Так или иначе, мы будем бесконечно рады любому Вашему выступлению и почтем за честь уже сам Ваш приход.
Искренне Ваш,
Энтони Рорбек,
Секр. Лиги общественного процветания».
– Что я получил от жизни? – вслух произнес Джон Джексон, поднимая голову.
Завтракать он расхотел и поэтому взял оба письма и вышел на просторную переднюю веранду, чтобы выкурить сигару и полчасика полежать перед отъездом в деловой центр города. Он поступал так каждое утро уже десять лет – с тех пор, как одной ненастной ночью от него сбежала жена, возвратив ему тем самым сокровище ничем не нарушаемого досуга. Ему нравилось отдыхать свежим, но не холодным утром на веранде и наблюдать сквозь просвет в зеленой изгороди из вьющихся растений, как по его улице, самой широкой, тенистой и красивой в городе, снуют автомобили.

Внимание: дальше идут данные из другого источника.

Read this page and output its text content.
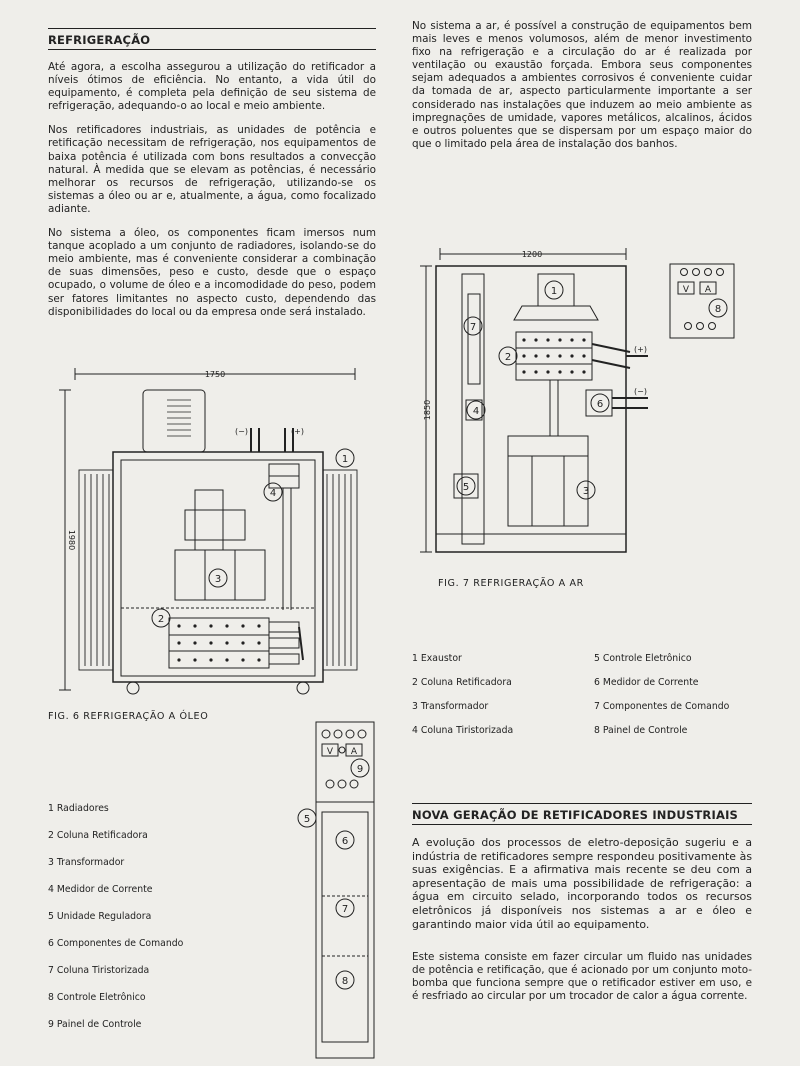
REFRIGERAÇÃO

Até agora, a escolha assegurou a utilização do retificador a níveis ótimos de eficiência. No entanto, a vida útil do equipamento, é completa pela definição de seu sistema de refrigeração, adequando-o ao local e meio ambiente.

Nos retificadores industriais, as unidades de potência e retificação necessitam de refrigeração, nos equipamentos de baixa potência é utilizada com bons resultados a convecção natural. À medida que se elevam as potências, é necessário melhorar os recursos de refrigeração, utilizando-se os sistemas a óleo ou ar e, atualmente, a água, como focalizado adiante.

No sistema a óleo, os componentes ficam imersos num tanque acoplado a um conjunto de radiadores, isolando-se do meio ambiente, mas é conveniente considerar a combinação de suas dimensões, peso e custo, desde que o espaço ocupado, o volume de óleo e a incomodidade do peso, podem ser fatores limitantes no aspecto custo, dependendo das disponibilidades do local ou da empresa onde será instalado.

No sistema a ar, é possível a construção de equipamentos bem mais leves e menos volumosos, além de menor investimento fixo na refrigeração e a circulação do ar é realizada por ventilação ou exaustão forçada. Embora seus componentes sejam adequados a ambientes corrosivos é conveniente cuidar da tomada de ar, aspecto particularmente importante a ser considerado nas instalações que induzem ao meio ambiente as impregnações de umidade, vapores metálicos, alcalinos, ácidos e outros poluentes que se dispersam por um espaço maior do que o limitado pela área de instalação dos banhos.

1750
1980
(−)	(+)
1
4
3
2
FIG. 6 REFRIGERAÇÃO A ÓLEO
1 Radiadores
2 Coluna Retificadora
3 Transformador
4 Medidor de Corrente
5 Unidade Reguladora
6 Componentes de Comando
7 Coluna Tiristorizada
8 Controle Eletrônico
9 Painel de Controle
V A
9
6
7
8
5
1200
1850
(+)
(−)
1
2
7
4
5
6
3
V A
8
FIG. 7 REFRIGERAÇÃO A AR
1 Exaustor
2 Coluna Retificadora
3 Transformador
4 Coluna Tiristorizada
5 Controle Eletrônico
6 Medidor de Corrente
7 Componentes de Comando
8 Painel de Controle
NOVA GERAÇÃO DE RETIFICADORES INDUSTRIAIS

A evolução dos processos de eletro-deposição sugeriu e a indústria de retificadores sempre respondeu positivamente às suas exigências. E a afirmativa mais recente se deu com a apresentação de mais uma possibilidade de refrigeração: a água em circuito selado, incorporando todos os recursos eletrônicos já disponíveis nos sistemas a ar e óleo e garantindo maior vida útil ao equipamento.

Este sistema consiste em fazer circular um fluido nas unidades de potência e retificação, que é acionado por um conjunto moto-bomba que funciona sempre que o retificador estiver em uso, e é resfriado ao circular por um trocador de calor a água corrente.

– Что я получил от жизни? – повторил он, садясь в скрипучее плетеное кресло; изрядно помедлил и прошептал: – Ничего.
Произнесенное слово напугало его. За все свои сорок пять лет он ни разу ничего подобного не говорил. Самые большие жизненные трагедии не ожесточили его, а просто сделали грустным. Но сейчас, наблюдая, как теплый, приветливый дождик струится с карнизов на знакомую лужайку, он понял, что жизнь окончательно отняла у него все счастье и все иллюзии.
Понимание пришло к нему через скомканную в шар бумагу, которая поставила крест на надеждах, связанных с его единственным сыном. То, что говорилось в письме, можно было уяснить и прежде из сотни намеков и указаний: его сын слаб и порочен; и вежливый тон отправителя не смягчал неприятной сути. Письмо было отправлено деканом колледжа в Нью-Хейвене, джентльменом, высказавшим свое мнение ясно и недвусмысленно:
«Уважаемый мистер Джексон, с крайним огорчением вынужден сообщить, что Ваш сын, Эллери Хэмил Джексон, назначен к отчислению из нашего университета. В прошлом году я прислушался к Вашей просьбе дать ему еще один шанс – боюсь, я руководствовался не долгом, а личной к Вам приязнью. Ныне я убедился в своей ошибке и не имею права умолчать о том, что подобным студентам в нашем университете не место. На балу второкурсников он повел себя таким образом, что нескольким студентам пришлось насильственным методом призвать его к порядку.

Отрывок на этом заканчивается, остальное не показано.